Discussion in 'Journalism topics only' started by Pete Incaviglia, May 9, 2008.

  1. spnited

    spnited Active Member

    I seriously hope you are not a sportswriter.
     
  2. TwoGloves

    TwoGloves Well-Known Member

    No, I'm a sports writer. Two words, not one there Einstein. Not a doctor either. When Tommy John had his surgery, I was about 10 years old. I never really checked into his surgery much since I never had to write about it. I just seemed to think it had something to do with his rotator cuff, not his elbow. Shoot me. I guess that means after 25 years I've been in the wrong business since I'm not an expert on Tommy Fucking John's 1970s injury. On another note, how long have you been a bitter, know-it-all prick?
     
  3. BYH

    BYH Active Member

    This made me laugh.
     
  4. Chi City 81

    Chi City 81 Guest

    93 years?
     
  5. buckweaver

    buckweaver Active Member

    The Google (and, to a lesser extent, The Wiki) precludes age and/or experience from being a legitimate excuse for ignorance.

    If you have time to post on a message board, you have time to look it up.

    "Better to be thought a fool than to open your mouth and remove all doubt."
     
  6. Moderator1

    Moderator1 Moderator Staff Member

    Under my old boss, we were not allowed to say Tommy John surgery because his surgery was a while ago and it was assuming the readers knew exactly what it meant. So you said ligament replacement surgery in his elbow (or whatever is being done). If you wanted to go on and explain that it is often called Tommy John surgery and why, that's fine.
    It is a rule I kept in place during my reign of terror.

    had Tommy John surgery means nothing to the average reader.
     
  7. But any baseball fan hears or reads it at least once a week and many probably have no idea what it is. They do know that it's relatively serious and keeps you out for a year. Ligament replacement surgery means nothing to them either, since a lot of people have no idea what a ligament is. We had this discussion too, and unlike most medical terms, chose the shorthand rather than using technically accurate language. There was a time when our style insisted on calling them magnetic resonance imaging exams, but now we're allowed to use MRI exams, because more readers will have run into the acronym than the actual name for the procedure.
     
  8. Moderator1

    Moderator1 Moderator Staff Member

    So just say Tommy John because they don't know ligaments?
    If I tell my wife that a pitcher just had Tommy John surgery, she'll look at me like I'm nuts and ask questions. As she should. And this is someone who will soon have a Phd, not an ordinary dumbass.
    If I say he had a ligament replaced in his elbow, she will understand.

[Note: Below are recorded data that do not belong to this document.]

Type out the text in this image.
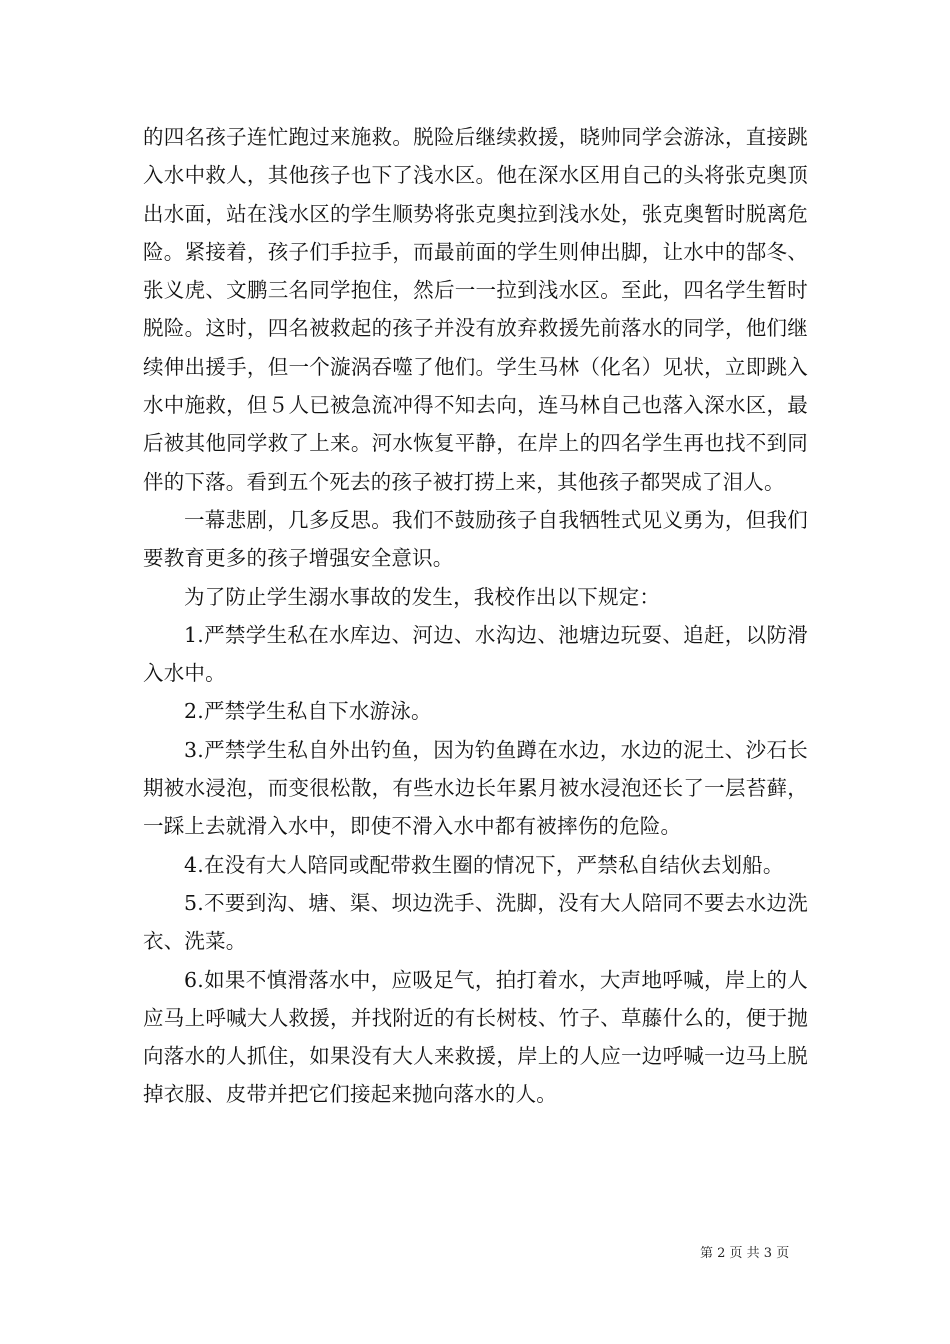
的四名孩子连忙跑过来施救。脱险后继续救援，晓帅同学会游泳，直接跳入水中救人，其他孩子也下了浅水区。他在深水区用自己的头将张克奥顶出水面，站在浅水区的学生顺势将张克奥拉到浅水处，张克奥暂时脱离危险。紧接着，孩子们手拉手，而最前面的学生则伸出脚，让水中的郜冬、张义虎、文鹏三名同学抱住，然后一一拉到浅水区。至此，四名学生暂时脱险。这时，四名被救起的孩子并没有放弃救援先前落水的同学，他们继续伸出援手，但一个漩涡吞噬了他们。学生马林（化名）见状，立即跳入水中施救，但５人已被急流冲得不知去向，连马林自己也落入深水区，最后被其他同学救了上来。河水恢复平静，在岸上的四名学生再也找不到同伴的下落。看到五个死去的孩子被打捞上来，其他孩子都哭成了泪人。

一幕悲剧，几多反思。我们不鼓励孩子自我牺牲式见义勇为，但我们要教育更多的孩子增强安全意识。

为了防止学生溺水事故的发生，我校作出以下规定：

1.严禁学生私在水库边、河边、水沟边、池塘边玩耍、追赶，以防滑入水中。

2.严禁学生私自下水游泳。

3.严禁学生私自外出钓鱼，因为钓鱼蹲在水边，水边的泥土、沙石长期被水浸泡，而变很松散，有些水边长年累月被水浸泡还长了一层苔藓，一踩上去就滑入水中，即使不滑入水中都有被摔伤的危险。

4.在没有大人陪同或配带救生圈的情况下，严禁私自结伙去划船。

5.不要到沟、塘、渠、坝边洗手、洗脚，没有大人陪同不要去水边洗衣、洗菜。

6.如果不慎滑落水中，应吸足气，拍打着水，大声地呼喊，岸上的人应马上呼喊大人救援，并找附近的有长树枝、竹子、草藤什么的，便于抛向落水的人抓住，如果没有大人来救援，岸上的人应一边呼喊一边马上脱掉衣服、皮带并把它们接起来抛向落水的人。

第 2 页 共 3 页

    More people know what a ligament is than know who Tommy John is and what his surgery was - regular folks that you want reading, too, not just baseball geeks like us.
     
  9. micropolitan guy

    micropolitan guy Well-Known Member

    That's just about a perfect description right there. I'll use it myself the next tme it's applicable, thanks Pete!

    What do people here use when someone has Lou Gehrig's disease? Just ALS, or do you spell it out and describe it, or say Lou Gehrig's disease, or what?
     
  10. Moderator1

    Moderator1 Moderator Staff Member

    Lou Gehrig's Disease has a little more reach into the non-sports world but the same thing applies.

    As for the above example, why do you need the Tommy John in there? What's wrong with "had surgery to repair ***"
     
  11. Calvin Hobbes

    Calvin Hobbes Member

    Not to threadjack or anything, but let's decide once and for all ... sportswriter or sports writer?

    I had been under the impression the former was correct. Others in my shop insist on the two-word version.

    Clarification?
     
  12. imjustagirl

    imjustagirl Active Member

    I always do two words.

    The one-word version gives me chills.